VAN SUSTEREN: If you win the election, will you be sworn in right away? I know Senator Kirk, who is holding that seat right now, says he's going to vote for health care. Can they do anything to stop you from being sworn in?

BROWN: Of course. There's a political machine in Massachusetts, there's a political machine in Washington that does not want me to go to Washington and vote on this very important piece of legislation. And they are going to do anything and everything they can.

And that's why you can go to and help me fight back, get the resources to do that. The average donation is $75, and just help.

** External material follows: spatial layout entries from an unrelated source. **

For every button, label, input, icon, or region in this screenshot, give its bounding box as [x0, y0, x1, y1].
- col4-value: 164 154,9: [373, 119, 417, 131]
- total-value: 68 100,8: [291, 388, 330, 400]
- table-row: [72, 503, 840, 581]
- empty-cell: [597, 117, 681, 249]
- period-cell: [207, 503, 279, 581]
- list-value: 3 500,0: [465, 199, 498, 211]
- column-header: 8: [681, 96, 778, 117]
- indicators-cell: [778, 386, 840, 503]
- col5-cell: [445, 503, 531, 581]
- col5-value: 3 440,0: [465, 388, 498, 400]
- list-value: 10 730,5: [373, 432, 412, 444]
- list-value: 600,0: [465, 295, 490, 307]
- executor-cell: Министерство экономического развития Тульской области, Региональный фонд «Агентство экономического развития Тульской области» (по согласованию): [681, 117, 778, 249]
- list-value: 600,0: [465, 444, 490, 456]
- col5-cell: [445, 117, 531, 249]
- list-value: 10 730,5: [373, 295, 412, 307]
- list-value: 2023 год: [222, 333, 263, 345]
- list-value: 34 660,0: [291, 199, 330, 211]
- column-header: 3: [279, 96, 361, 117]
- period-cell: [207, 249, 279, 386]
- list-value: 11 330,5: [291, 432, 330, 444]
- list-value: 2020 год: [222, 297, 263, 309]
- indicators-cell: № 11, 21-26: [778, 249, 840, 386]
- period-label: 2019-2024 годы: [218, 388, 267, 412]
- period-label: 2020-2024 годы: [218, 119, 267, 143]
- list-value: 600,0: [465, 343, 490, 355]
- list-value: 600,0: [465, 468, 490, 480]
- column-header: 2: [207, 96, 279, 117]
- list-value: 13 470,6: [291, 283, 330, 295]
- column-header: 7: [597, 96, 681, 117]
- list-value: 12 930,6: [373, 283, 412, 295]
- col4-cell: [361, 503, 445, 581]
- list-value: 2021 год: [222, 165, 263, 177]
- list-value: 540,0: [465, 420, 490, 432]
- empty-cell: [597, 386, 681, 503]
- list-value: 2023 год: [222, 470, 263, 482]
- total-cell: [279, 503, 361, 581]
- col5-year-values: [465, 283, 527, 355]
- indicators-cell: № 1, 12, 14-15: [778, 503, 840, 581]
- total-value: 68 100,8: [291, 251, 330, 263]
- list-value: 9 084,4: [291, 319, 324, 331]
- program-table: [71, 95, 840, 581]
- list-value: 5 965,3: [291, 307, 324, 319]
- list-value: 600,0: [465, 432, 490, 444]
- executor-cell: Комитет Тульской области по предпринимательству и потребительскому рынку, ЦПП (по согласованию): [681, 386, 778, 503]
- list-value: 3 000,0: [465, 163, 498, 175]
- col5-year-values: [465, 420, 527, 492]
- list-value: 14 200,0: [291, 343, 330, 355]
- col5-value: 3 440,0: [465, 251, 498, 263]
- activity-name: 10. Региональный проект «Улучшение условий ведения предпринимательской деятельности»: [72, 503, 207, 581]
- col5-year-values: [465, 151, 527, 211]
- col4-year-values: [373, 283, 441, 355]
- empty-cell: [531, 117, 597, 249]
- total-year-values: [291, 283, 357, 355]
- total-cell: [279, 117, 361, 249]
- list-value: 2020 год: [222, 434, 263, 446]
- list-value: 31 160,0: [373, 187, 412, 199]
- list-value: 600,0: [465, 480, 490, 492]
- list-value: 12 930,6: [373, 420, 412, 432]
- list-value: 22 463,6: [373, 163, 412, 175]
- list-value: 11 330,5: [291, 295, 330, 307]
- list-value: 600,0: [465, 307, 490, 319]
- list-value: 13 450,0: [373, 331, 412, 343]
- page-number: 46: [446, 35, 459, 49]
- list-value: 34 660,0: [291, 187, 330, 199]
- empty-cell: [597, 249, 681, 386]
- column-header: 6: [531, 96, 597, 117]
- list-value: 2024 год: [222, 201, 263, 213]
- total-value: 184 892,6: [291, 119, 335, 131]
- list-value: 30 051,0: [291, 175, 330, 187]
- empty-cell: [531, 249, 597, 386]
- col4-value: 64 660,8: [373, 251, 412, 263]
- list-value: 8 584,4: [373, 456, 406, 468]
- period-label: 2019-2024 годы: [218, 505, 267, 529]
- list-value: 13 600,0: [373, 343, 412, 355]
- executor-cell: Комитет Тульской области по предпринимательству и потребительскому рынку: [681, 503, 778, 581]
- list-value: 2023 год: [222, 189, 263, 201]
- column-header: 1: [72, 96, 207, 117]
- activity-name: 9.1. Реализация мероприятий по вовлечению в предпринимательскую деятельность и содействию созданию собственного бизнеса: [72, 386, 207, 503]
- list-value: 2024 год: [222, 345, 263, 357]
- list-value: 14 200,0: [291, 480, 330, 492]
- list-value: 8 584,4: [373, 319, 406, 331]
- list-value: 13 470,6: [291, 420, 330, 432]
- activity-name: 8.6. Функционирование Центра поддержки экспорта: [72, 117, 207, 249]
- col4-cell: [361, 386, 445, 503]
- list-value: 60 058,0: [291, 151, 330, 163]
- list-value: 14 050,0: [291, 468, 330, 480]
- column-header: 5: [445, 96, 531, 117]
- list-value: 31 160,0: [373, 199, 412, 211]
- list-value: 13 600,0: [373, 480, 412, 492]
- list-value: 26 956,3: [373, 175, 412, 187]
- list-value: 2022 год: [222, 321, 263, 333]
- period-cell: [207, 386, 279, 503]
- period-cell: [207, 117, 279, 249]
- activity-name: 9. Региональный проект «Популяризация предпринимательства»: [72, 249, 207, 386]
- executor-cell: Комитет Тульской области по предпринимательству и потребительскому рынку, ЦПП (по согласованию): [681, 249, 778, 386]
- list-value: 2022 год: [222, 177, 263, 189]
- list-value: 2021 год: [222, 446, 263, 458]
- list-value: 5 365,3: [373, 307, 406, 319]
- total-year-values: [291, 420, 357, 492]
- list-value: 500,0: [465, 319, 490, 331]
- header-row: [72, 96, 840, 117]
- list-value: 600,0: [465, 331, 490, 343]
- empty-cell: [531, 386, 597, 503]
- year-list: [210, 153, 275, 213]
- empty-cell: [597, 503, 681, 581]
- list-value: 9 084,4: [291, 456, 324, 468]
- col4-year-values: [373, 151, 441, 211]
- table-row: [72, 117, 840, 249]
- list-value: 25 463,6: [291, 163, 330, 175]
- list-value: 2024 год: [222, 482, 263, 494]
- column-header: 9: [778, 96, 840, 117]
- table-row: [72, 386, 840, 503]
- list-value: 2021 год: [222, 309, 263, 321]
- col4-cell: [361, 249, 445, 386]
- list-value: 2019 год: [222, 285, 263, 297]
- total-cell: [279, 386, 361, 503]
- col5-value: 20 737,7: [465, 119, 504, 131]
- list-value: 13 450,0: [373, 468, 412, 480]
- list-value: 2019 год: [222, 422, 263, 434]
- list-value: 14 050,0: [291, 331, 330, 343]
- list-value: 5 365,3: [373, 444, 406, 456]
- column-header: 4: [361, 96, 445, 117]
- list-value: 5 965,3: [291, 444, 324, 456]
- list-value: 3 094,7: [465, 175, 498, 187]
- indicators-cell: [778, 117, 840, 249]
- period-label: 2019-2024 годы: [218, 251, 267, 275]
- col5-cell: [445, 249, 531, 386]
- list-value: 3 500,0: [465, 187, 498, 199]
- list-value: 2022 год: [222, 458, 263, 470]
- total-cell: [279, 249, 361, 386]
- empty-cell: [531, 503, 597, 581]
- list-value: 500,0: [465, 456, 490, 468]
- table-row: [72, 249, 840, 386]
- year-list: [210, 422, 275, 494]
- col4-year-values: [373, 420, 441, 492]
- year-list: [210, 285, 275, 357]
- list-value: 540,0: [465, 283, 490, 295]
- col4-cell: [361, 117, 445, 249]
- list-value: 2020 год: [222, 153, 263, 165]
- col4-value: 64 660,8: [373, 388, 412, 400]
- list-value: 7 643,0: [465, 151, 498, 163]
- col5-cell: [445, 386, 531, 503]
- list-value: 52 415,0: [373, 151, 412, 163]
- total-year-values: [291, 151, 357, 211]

But when I heard Senator Kirk said he was going to be there and make sure he is going to vote on this -- he's an interim senator. If I'm duly elected I should be seated like Congresswoman Tsongas was seated. She was elected on a Tuesday, certified on a Wednesday, and she was seated on a Thursday.

And they are going to do everything and anything they can to make sure I don't get down there to send this monstrosity back to the drawing board.

VAN SUSTEREN: Now, a really important question -- next Tuesday between 10:00 and 11:00: eastern, will you do our show?

BROWN: I'll do anything and everything to get the word out to tell people across the country that there are some very serious problems. I'd love to. I enjoy watching you.

VAN SUSTEREN: That's election night, so we'll see you next today, win or lose. Thank you, sir.

BROWN: All right, Greta, great. Thank you, everybody.